Justice Stephen Breyer: 'Very Important' For Supreme Court To Attend State Of The Union

WASHINGTON -- While Chief Justice John Roberts may have found last year's State of the Union address "troubling" for the public rebuke President Obama applied to the Supreme Court for its Citizens United decision, not everyone on the bench was disturbed.

Fellow Justice Stephen Breyer, in a rare television interview, said that he would attend the president's upcoming State of the Union address, and those thereafter. As for why, however, the reasoning was a bit surprising.

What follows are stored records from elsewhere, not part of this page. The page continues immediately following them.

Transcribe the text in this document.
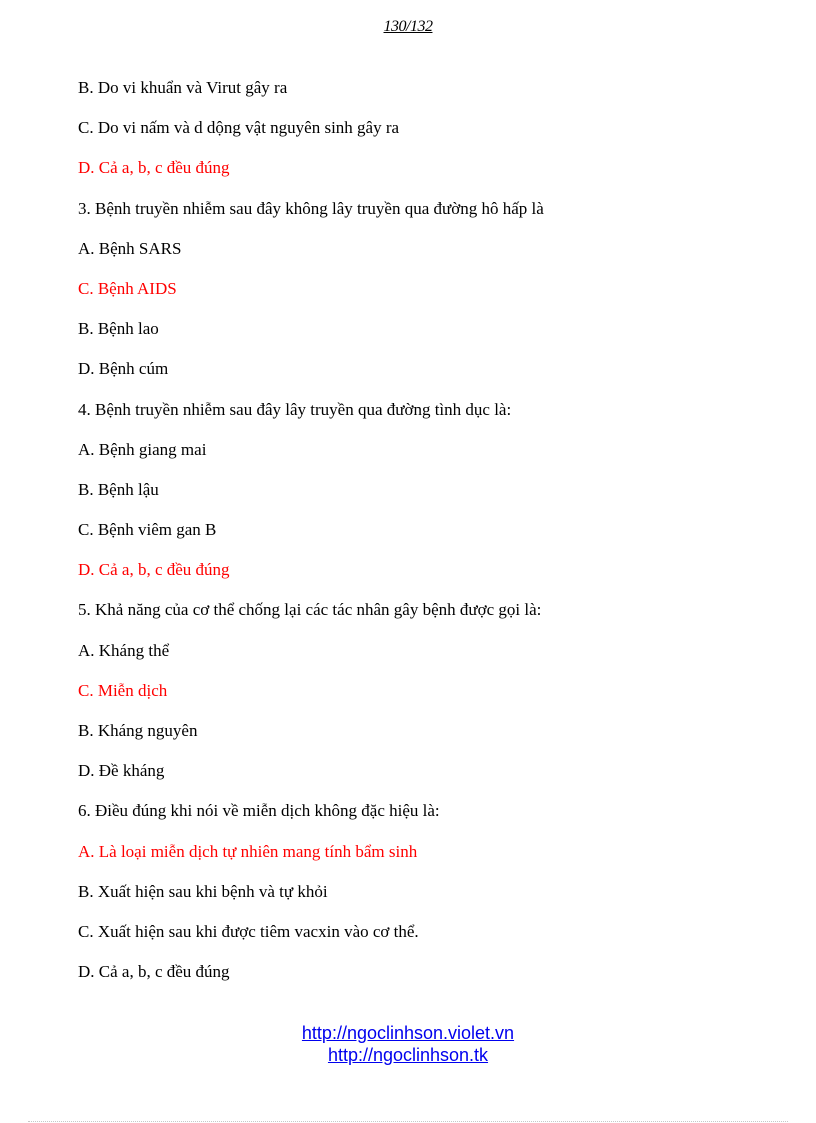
130/132
B. Do vi khuẩn và Virut gây ra
C. Do vi nấm và d dộng vật nguyên sinh gây ra
D. Cả a, b, c đều đúng
3. Bệnh truyền nhiễm sau đây không lây truyền qua đường hô hấp là
A. Bệnh SARS
C. Bệnh AIDS
B. Bệnh lao
D. Bệnh cúm
4. Bệnh truyền nhiễm sau đây lây truyền qua đường tình dục là:
A. Bệnh giang mai
B. Bệnh lậu
C. Bệnh viêm gan B
D. Cả a, b, c đều đúng
5. Khả năng của cơ thể chống lại các tác nhân gây bệnh được gọi là:
A. Kháng thể
C. Miễn dịch
B. Kháng nguyên
D. Đề kháng
6. Điều đúng khi nói về miễn dịch không đặc hiệu là:
A. Là loại miễn dịch tự nhiên mang tính bẩm sinh
B. Xuất hiện sau khi bệnh và tự khỏi
C. Xuất hiện sau khi được tiêm vacxin vào cơ thể.
D. Cả a, b, c đều đúng
http://ngoclinhson.violet.vn
http://ngoclinhson.tk
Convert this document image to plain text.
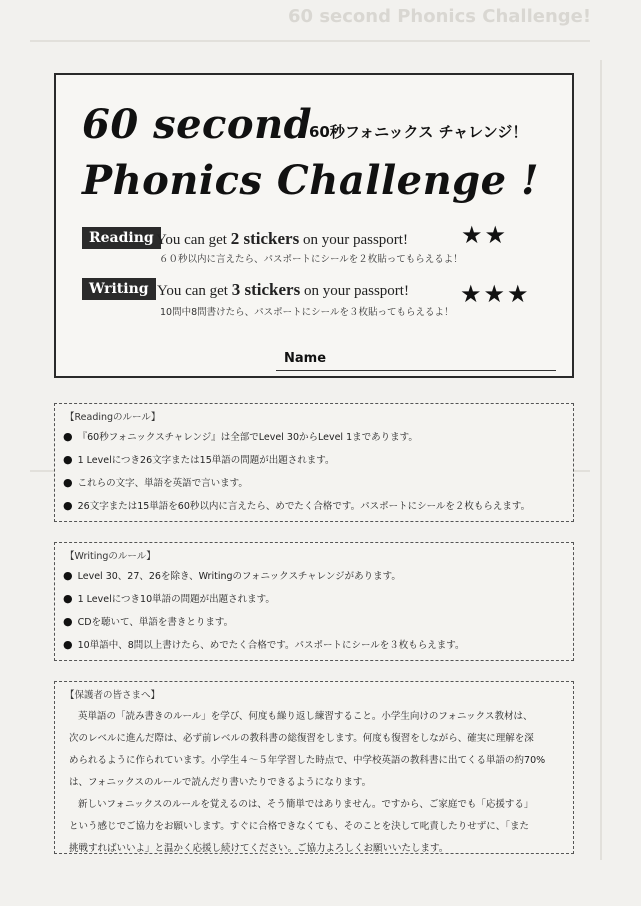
60 second Phonics Challenge!
60 second
60秒フォニックス チャレンジ！
Phonics Challenge !
Reading You can get 2 stickers on your passport!
６０秒以内に言えたら、パスポートにシールを２枚貼ってもらえるよ！
★★
Writing You can get 3 stickers on your passport!
10問中8問書けたら、パスポートにシールを３枚貼ってもらえるよ！
★★★
Name
【Readingのルール】
● 『60秒フォニックスチャレンジ』は全部でLevel 30からLevel 1まであります。
● 1 Levelにつき26文字または15単語の問題が出題されます。
● これらの文字、単語を英語で言います。
● 26文字または15単語を60秒以内に言えたら、めでたく合格です。パスポートにシールを２枚もらえます。
【Writingのルール】
● Level 30、27、26を除き、Writingのフォニックスチャレンジがあります。
● 1 Levelにつき10単語の問題が出題されます。
● CDを聴いて、単語を書きとります。
● 10単語中、8問以上書けたら、めでたく合格です。パスポートにシールを３枚もらえます。
【保護者の皆さまへ】
英単語の「読み書きのルール」を学び、何度も繰り返し練習すること。小学生向けのフォニックス教材は、
次のレベルに進んだ際は、必ず前レベルの教科書の総復習をします。何度も復習をしながら、確実に理解を深
められるように作られています。小学生４～５年学習した時点で、中学校英語の教科書に出てくる単語の約70%
は、フォニックスのルールで読んだり書いたりできるようになります。
新しいフォニックスのルールを覚えるのは、そう簡単ではありません。ですから、ご家庭でも「応援する」
という感じでご協力をお願いします。すぐに合格できなくても、そのことを決して叱責したりせずに、「また
挑戦すればいいよ」と温かく応援し続けてください。ご協力よろしくお願いいたします。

It is important, Breyer explained, that in a visual society, people see that judges play a role in process of governance.

"My job ... is to write opinions," Breyer told "Fox News Sunday." "The job of 307 million Americans is to criticize those opinions. And what they say is up to them. And the words I write are carrying out my job under the law as best I see it. That's true of my colleagues too.

"Going to the State of the Union, I will go next year. I have gone every year. I think it is very, very, very, important, very important for us to show up at that State of the Union because people today, as you know, are more and more visual ... and what they see in front of them at that State of the Union is the federal government, every part, the president, the Congress, the cabinet, the military, and I would like them to see the judges too, because federal judges are also part of that government."